El pasado 25 de marzo celebramos en La Redonda la “Jornada por la vida”, propuesta por la Conferencia Episcopal Española con el lema “acoger, y cuidar la vida don de Dios”. A nadie se le escapa la singularidad de este día, pues celebremos la Encarnación del Señor, el signo de identidad más característico de nuestra fe, que conducirá nueve meses después a su Natividad, recordada cada 25 de diciembre. El Autor de la vida, el que es la Vida misma, ha venido a participar de nuestra existencia temporal, para que cada uno de nosotros pueda gozar de aquella Vida eterna a la que somos llamados.
Este salir de sí de Dios hacia nosotros no está motivado por una necesidad, como si fuera un Dios incompleto que careciera de algo, sino que se trata de un “éxodo de amor” por cada uno, porque sabe de nuestra necesidad, la que suspira por la plenitud que está inserta en nuestro ser de criaturas.
La vida, por tanto, es sagrada, y no puede ser tratada de cualquier manera, como desgraciadamente comprobamos en muchas ocasiones: en el drama de la guerra, en la violencia ejercida de mil maneras, en el aborto, la eutanasia, los migrantes, y en un lamentable etc. que clama al cielo.
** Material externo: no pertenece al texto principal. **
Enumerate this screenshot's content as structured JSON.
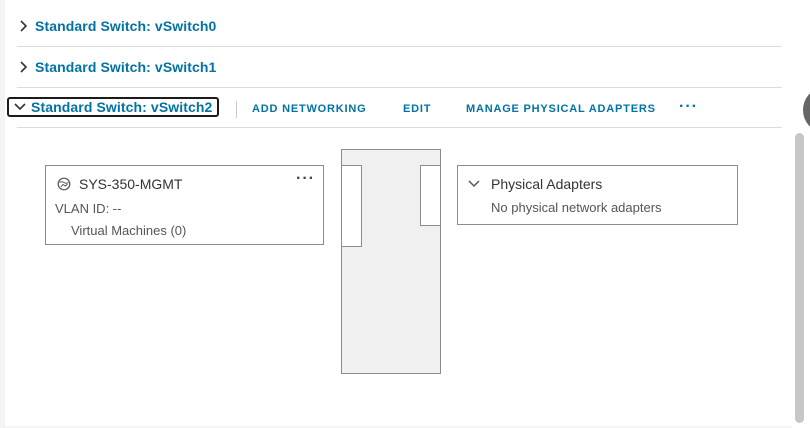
{
  "switches": [
    {
      "label": "Standard Switch: vSwitch0",
      "expanded": false
    },
    {
      "label": "Standard Switch: vSwitch1",
      "expanded": false
    },
    {
      "label": "Standard Switch: vSwitch2",
      "expanded": true
    }
  ],
  "toolbar": {
    "add_networking": "ADD NETWORKING",
    "edit": "EDIT",
    "manage_physical_adapters": "MANAGE PHYSICAL ADAPTERS",
    "more": "···"
  },
  "port_group": {
    "name": "SYS-350-MGMT",
    "vlan": "VLAN ID: --",
    "vms": "Virtual Machines (0)",
    "more": "···",
    "icon": "port-group-globe-icon"
  },
  "physical_adapters": {
    "title": "Physical Adapters",
    "empty": "No physical network adapters"
  },
  "colors": {
    "link": "#0072a3",
    "border": "#8c8c8c",
    "switch_fill": "#f0f0f0"
  }
}
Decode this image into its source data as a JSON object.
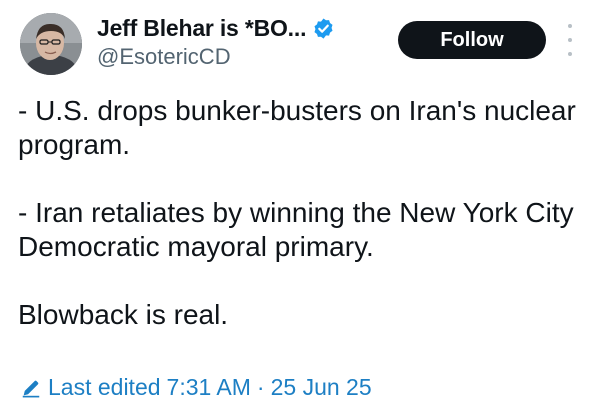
{
  "user": {
    "display_name": "Jeff Blehar is *BO...",
    "handle": "@EsotericCD",
    "verified": true
  },
  "actions": {
    "follow_label": "Follow",
    "more_icon": "more-vertical-icon"
  },
  "tweet": {
    "paragraphs": [
      "- U.S. drops bunker-busters on Iran's nuclear program.",
      "- Iran retaliates by winning the New York City Democratic mayoral primary.",
      "Blowback is real."
    ]
  },
  "edit_info": {
    "icon": "pencil-icon",
    "label": "Last edited",
    "time": "7:31 AM",
    "separator": "·",
    "date": "25 Jun 25"
  },
  "colors": {
    "verified_badge": "#1d9bf0",
    "link": "#1d7fc4",
    "button_bg": "#0f1419",
    "secondary_text": "#536471"
  }
}
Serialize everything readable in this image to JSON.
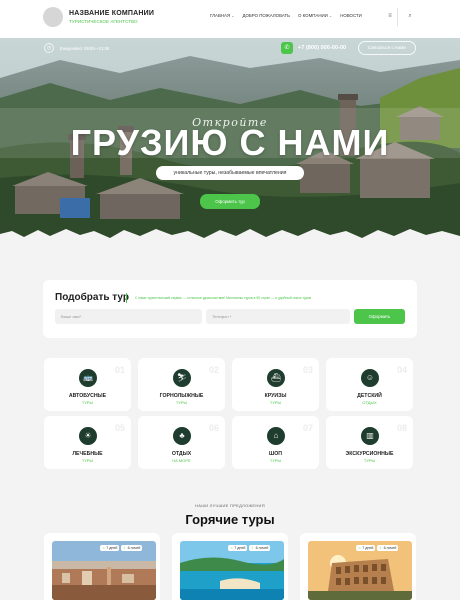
{
  "header": {
    "company_name": "НАЗВАНИЕ КОМПАНИИ",
    "tagline": "ТУРИСТИЧЕСКОЕ АГЕНТСТВО",
    "nav": [
      {
        "label": "ГЛАВНАЯ",
        "has_dropdown": true
      },
      {
        "label": "ДОБРО ПОЖАЛОВАТЬ",
        "has_dropdown": false
      },
      {
        "label": "О КОМПАНИИ",
        "has_dropdown": true
      },
      {
        "label": "НОВОСТИ",
        "has_dropdown": false
      }
    ]
  },
  "topbar": {
    "address": "Ежедневно: 09:00—21:00",
    "phone": "+7 (800) 000-00-00",
    "contact_button": "Связаться с нами"
  },
  "hero": {
    "subtitle": "Откройте",
    "title": "ГРУЗИЮ С НАМИ",
    "pill": "уникальные туры, незабываемые впечатления",
    "button": "Оформить тур"
  },
  "search": {
    "title": "Подобрать тур",
    "note": "С нами туристический сервис — отличное удовольствие! Миллионы туров в 90 стран — и удобный поиск туров",
    "field1_placeholder": "Ваше имя*",
    "field2_placeholder": "Телефон *",
    "button": "Оформить"
  },
  "categories": [
    {
      "title": "АВТОБУСНЫЕ",
      "sub": "ТУРЫ",
      "num": "01",
      "icon": "bus-icon",
      "glyph": "🚌"
    },
    {
      "title": "ГОРНОЛЫЖНЫЕ",
      "sub": "ТУРЫ",
      "num": "02",
      "icon": "skier-icon",
      "glyph": "⛷"
    },
    {
      "title": "КРУИЗЫ",
      "sub": "ТУРЫ",
      "num": "03",
      "icon": "ship-icon",
      "glyph": "⛴"
    },
    {
      "title": "ДЕТСКИЙ",
      "sub": "ОТДЫХ",
      "num": "04",
      "icon": "kids-icon",
      "glyph": "☺"
    },
    {
      "title": "ЛЕЧЕБНЫЕ",
      "sub": "ТУРЫ",
      "num": "05",
      "icon": "sun-icon",
      "glyph": "☀"
    },
    {
      "title": "ОТДЫХ",
      "sub": "НА МОРЕ",
      "num": "06",
      "icon": "palm-icon",
      "glyph": "♣"
    },
    {
      "title": "ШОП",
      "sub": "ТУРЫ",
      "num": "07",
      "icon": "shopping-icon",
      "glyph": "⌂"
    },
    {
      "title": "ЭКСКУРСИОННЫЕ",
      "sub": "ТУРЫ",
      "num": "08",
      "icon": "luggage-icon",
      "glyph": "▥"
    }
  ],
  "hot_tours": {
    "kicker": "НАШИ ЛУЧШИЕ ПРЕДЛОЖЕНИЯ",
    "title": "Горячие туры",
    "tours": [
      {
        "days": "7 дней",
        "nights": "6 ночей"
      },
      {
        "days": "7 дней",
        "nights": "6 ночей"
      },
      {
        "days": "7 дней",
        "nights": "6 ночей"
      }
    ]
  },
  "colors": {
    "accent": "#4cc54a",
    "icon_bg": "#1e3d2e",
    "page_bg": "#f3f3f3"
  }
}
La inviolable dignidad de la vida humana nos habla de su origen y destino divinos, por lo que ha de ser respetada en todo momento, sean las que sean las circunstancias en las que se encuentre, tanto en su estadio de desarrollo cronológico como en las características físicas o psíquicas que caractericen cualquier momento vital concreto.
Si la Encarnación es el comienzo de la historia del Dios revestido de humanidad, la Semana Santa, que nos disponemos a celebrar, es el sello final de su compromiso salvador. Si la Vida eterna entró en nuestro mundo fue para llevarnos a través de este mundo de vuelta a la Vida eterna, culminación del proyecto creador de Dios. Si este plan resulta sobrecogedor, lo más asombroso es que podemos particularizar este éxodo y entrega del Dios humanado en cada persona. Y entonces surge la pregunta: ¿cuál es el precio de mi vida? ¿Cuánto valgo? El precio de cada vida humana es la vida de Dios. Valemos la vida de Dios y esto le da el sentido más profundo de la existencia de cada persona, independientemente de cómo se encuentre. La forma de mirarnos a nosotros mismos se transforma con esta perspectiva, y la mirada que podemos tener de los demás, también.
Seguro que no descubro nada nuevo, pero quisiera contribuir con esta clave de interpretación de nuestra identidad, a vivir la Semana Santa de un modo muy personal. Las escenas que nos brindan los “pasos” de las distintas cofradías y hermandades, son un recordatorio de la tradición de la Iglesia que la piedad popular no deja de gritar por las calles: es por ti, es por mí, por quien tiene lugar esta escena, ya estemos cerca de ella o creamos que no va con nosotros. Vales mi entrega, nos insiste el Señor. No te mires disminuyéndote, ni mires con desprecio a los demás, porque todos valéis mi sangre, entregada por amor.
Que podamos vivir la Semana Santa con la alegría de sabernos mirados así, con la esperanza de llegar a la Pascua con una mirada resucitada que hace nuevas todas las cosas.